Answer: On average, college students work just over 16 hours per week; approximately 60% of full-time students work while in school.

Students themselves have told us that their friends who earn their own money tend to be more financially responsible than those whose parents give them all the money they need. While students should consider their education to be their first priority, a part-time job can have more benefits than just the paycheck. Most students say that the structure of a work schedule helps them manage their time better. If they know they have to work on the weekend, they will not procrastinate on their homework during the week.

The majority of college students today work while they are in school. Indeed, financial aid packages are calculated with the expectation that students will contribute a portion of their college expenses. When students work too many hours, however, they stop thinking of themselves as "students." As a general rule of thumb, working much more than 15 hours a week can interfere with an education more than it helps, especially among first- and second-year students.

Most students choose to work more hours during college, rather than take out more loans or otherwise incur debt. When the extra work time leads to doing poorly in school, however, or if the student takes less than a full-time academic load, the long-term costs prove to be more expensive than a student loan. Living costs over four years are less expensive than food and lodging for six years. The cost of tuition typically increases each year more than the rate of inflation. It’s estimated that every extra year at a public, four-year college will add more than $22,000 to the cost of a college degree.

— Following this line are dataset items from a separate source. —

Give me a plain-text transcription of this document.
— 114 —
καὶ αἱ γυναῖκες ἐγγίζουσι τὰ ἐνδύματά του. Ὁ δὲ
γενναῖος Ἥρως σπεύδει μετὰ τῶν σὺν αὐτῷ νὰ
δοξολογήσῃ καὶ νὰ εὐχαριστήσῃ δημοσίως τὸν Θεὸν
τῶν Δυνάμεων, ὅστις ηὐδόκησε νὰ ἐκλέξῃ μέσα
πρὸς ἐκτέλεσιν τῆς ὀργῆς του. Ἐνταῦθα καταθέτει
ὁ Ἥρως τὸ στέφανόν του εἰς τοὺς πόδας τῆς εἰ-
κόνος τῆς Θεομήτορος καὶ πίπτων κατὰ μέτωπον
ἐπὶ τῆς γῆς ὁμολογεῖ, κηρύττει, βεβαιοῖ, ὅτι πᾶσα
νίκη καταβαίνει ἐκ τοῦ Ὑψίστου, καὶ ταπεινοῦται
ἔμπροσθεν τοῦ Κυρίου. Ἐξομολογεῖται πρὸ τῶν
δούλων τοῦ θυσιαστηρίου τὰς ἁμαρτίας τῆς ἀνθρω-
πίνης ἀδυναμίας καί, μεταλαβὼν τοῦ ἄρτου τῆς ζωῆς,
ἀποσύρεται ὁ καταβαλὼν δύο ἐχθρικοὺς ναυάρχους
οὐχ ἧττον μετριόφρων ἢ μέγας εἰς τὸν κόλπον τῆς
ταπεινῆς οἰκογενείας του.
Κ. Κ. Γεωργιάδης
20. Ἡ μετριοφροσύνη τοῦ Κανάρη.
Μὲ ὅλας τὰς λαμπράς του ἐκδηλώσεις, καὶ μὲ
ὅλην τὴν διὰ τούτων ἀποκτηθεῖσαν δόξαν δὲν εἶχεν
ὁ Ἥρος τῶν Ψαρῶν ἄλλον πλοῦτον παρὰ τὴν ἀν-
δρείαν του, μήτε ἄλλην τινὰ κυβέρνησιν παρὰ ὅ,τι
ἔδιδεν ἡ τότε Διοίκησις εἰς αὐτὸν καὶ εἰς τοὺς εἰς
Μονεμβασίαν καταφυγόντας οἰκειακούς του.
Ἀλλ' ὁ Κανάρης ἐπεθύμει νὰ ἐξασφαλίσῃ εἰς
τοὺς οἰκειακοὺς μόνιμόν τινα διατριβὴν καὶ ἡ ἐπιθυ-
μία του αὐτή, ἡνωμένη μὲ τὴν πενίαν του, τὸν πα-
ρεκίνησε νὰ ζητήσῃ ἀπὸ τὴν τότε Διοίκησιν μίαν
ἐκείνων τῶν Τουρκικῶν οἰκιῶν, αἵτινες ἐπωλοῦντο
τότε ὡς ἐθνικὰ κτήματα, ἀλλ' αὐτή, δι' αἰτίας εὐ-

Tip: If your student is going to work while in school, encourage him to look for a job on campus. Students who work on campus can often find a job close to their residence hall or near their classes. They have a support network of staff or faculty to give them advice on college life, and they meet other students who work in the same department. Their supervisors are more likely to understand the academic schedule and provide more flexibility than off-campus employers during exam periods or when a student is overwhelmed by homework. For commuter students who live at home or some distance from school, the people they work with on campus are likely to be their most significant support system helping with school-related issues.